Lo studio di Mastroianni si basa anche su documentazione inedita. Di grande interesse è la pubblicazione, in appendice, della risposta “privata” del Pontificio Consiglio per i Testi Legislativi alla richiesta di un parere circa le parole pronunciate da Papa Francesco, firmata dal cardinale Francesco Coccopalmerio (presidente) e dal vescovo Juan Ignacio Arrieta (segretario), in data 16 luglio 2014. Nella risposta è precisato che le parole del Papa «non costituiscono …, in modo diretto e immediato, una nuova fattispecie penale canonica. Ma lo potrebbero diventare».
Viene individuato, così, il percorso che dovrebbe indirizzare il procedimento di formazione della legge canonica: innanzitutto, l’identificazione dell’azione delittuosa e del soggetto attivo che la compie. Una volta precisata la fattispecie canonica, secondo il Pontificio Consiglio, sarebbe opportuno un intervento della Conferenza Episcopale Italiana, con un decreto generale, previo mandato speciale da parte dellaSede Apostolica.
Dal volume di Mastroianni emerge, insomma, che nel 2014 la Santa Sede guardava con favore ad un provvedimento della Conferenza Episcopale Italiana. Negli anni, comunque, la riflessione si è sempre più spostata a livello di Chiesa universale. Sul punto, Mastroianni propone di valutare la possibilità di un ampliamento contenutistico del canone 1374 sulle associazioni che “complottano” contro la Chiesa, con un accostamento delle consorterie di stampo mafioso alla massoneria, «quantomeno partendo dal singolare aspetto dei riti iniziatici», scrive l’autore.
Tale proposta ha certamente i meriti di dare una risposta efficace all’esigenza di tradurre giuridicamente, in termini di fattispecie criminosa, la comune matrice di peccato dei fenomeni mafiosi e dei fenomeni corruttivi, nonché di rispondere adeguatamente alle più recenti risultanze processuali e sociologiche riguardanti le cosiddette “massomafie”. A parte questo, però, bisogna sottolineare la necessità di una evidente ricomprensione e reimpostazione, ecclesiologica e codicistica, del canone in questione, attualmente inserito tra i delitti contro l’autorità ecclesiastica e la libertà della Chiesa, per ragioni soprattutto di carattere storico. Ma la «strada di morte» – come l’ha definita Papa Benedetto XVI –, «la strada di male» – come l’ha definita Papa Francesco -, che imboccano le organizzazioni criminali è tale per cui la relativa fattispecie penale non potrà che rientrare tra i delitti contro la vita e contro la libertà dell’uomo.

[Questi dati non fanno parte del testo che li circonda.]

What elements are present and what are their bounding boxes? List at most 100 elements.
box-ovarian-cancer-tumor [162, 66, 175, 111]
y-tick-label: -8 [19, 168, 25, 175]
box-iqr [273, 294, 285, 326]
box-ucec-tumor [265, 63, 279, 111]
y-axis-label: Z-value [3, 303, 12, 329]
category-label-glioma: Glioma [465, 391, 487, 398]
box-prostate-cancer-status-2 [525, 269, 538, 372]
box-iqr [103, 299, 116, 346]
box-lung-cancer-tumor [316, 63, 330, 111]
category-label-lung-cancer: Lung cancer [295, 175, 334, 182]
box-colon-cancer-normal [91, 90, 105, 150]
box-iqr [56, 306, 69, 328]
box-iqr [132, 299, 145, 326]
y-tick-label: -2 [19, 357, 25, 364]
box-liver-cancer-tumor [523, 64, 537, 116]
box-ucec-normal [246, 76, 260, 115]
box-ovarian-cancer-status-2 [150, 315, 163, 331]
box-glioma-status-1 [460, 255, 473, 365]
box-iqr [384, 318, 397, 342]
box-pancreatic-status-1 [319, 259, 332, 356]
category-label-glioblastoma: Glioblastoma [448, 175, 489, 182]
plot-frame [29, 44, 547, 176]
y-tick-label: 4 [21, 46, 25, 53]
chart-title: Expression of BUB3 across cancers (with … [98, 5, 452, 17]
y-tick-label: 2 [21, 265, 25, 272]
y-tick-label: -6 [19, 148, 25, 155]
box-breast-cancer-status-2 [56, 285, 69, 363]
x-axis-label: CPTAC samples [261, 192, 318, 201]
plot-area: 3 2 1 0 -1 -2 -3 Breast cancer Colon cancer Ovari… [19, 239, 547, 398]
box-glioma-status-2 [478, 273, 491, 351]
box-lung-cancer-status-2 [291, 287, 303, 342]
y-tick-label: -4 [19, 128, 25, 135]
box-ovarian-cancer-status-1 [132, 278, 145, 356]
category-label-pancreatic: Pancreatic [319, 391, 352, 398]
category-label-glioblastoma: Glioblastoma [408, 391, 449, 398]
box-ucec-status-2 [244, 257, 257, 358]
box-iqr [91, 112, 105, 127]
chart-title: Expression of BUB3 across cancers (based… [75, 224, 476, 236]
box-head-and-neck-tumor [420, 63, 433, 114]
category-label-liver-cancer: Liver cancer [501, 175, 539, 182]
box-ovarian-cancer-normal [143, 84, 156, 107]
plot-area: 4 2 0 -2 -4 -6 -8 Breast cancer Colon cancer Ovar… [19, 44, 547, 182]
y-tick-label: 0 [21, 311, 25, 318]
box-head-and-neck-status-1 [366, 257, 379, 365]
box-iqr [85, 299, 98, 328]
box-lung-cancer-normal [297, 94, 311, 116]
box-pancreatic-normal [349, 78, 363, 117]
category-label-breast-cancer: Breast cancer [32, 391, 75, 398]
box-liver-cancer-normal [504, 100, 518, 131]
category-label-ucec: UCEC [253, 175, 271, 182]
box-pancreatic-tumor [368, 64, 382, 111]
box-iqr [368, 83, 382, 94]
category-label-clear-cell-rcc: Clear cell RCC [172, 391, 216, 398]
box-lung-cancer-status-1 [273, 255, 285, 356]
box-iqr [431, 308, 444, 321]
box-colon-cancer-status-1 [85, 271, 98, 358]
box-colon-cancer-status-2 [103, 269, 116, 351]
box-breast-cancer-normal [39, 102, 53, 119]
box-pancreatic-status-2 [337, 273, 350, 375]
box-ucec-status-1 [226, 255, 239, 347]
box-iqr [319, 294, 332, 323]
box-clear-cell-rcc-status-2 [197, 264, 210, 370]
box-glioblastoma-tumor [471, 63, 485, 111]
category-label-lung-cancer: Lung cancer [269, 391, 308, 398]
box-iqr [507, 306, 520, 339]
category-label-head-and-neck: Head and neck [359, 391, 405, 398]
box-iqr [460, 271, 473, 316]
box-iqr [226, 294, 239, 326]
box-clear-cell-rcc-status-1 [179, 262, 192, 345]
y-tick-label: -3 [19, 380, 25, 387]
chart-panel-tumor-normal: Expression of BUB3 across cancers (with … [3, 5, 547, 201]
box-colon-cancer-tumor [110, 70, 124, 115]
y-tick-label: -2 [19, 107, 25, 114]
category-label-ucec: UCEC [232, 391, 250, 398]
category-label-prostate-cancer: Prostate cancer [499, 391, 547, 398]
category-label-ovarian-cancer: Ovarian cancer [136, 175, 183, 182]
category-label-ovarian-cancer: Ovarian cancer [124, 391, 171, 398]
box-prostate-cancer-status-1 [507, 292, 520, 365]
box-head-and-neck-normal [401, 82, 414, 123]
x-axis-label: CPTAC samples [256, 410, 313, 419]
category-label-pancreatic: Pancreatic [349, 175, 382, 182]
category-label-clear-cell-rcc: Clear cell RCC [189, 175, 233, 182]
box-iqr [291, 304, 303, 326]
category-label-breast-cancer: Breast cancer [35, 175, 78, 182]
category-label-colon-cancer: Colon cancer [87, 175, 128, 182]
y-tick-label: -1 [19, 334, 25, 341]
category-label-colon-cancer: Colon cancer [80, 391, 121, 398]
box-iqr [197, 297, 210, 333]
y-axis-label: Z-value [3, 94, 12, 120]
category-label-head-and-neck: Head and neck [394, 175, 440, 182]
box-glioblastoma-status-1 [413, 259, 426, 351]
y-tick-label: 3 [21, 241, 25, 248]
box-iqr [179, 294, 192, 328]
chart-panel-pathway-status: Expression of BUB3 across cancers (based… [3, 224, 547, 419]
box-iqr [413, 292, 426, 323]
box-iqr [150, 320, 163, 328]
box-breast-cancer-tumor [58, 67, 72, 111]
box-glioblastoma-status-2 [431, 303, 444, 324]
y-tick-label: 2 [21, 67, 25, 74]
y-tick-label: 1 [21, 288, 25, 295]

C’è il rischio che la discussione appaia come un tema di interesse solo per gli specialisti del settore. O, ancora peggio, come una questione tutta interna alla Chiesa. E invece non è così. Come dimostrano le parole di Marisa Manzini, procuratore aggiunto presso la Procura della Repubblica di Cosenza, nella postfazione al volume: «La potenza delle mafie potrà essere vinta attraverso il comune cammino dello Stato e della Chiesa che dovranno esprimere una “tensione costante” verso un’alleanza che conduca, attraverso l’uso delle armi della conoscenza, della cultura, della parola e soprattutto del perdono – successivo alla presa di coscienza del male compiuto e della volontà di collaborare per dimostrare l’avvenuto distanziamento di una vita criminale – a liberare la comunità tutta dalla presenza asfissiante di organizzazioni che tendono a distruggere la dignità umana». Il diritto canonico rappresenta così un efficace strumento, insieme ad altri, di liberazione, civile e religiosa, dalle mafie.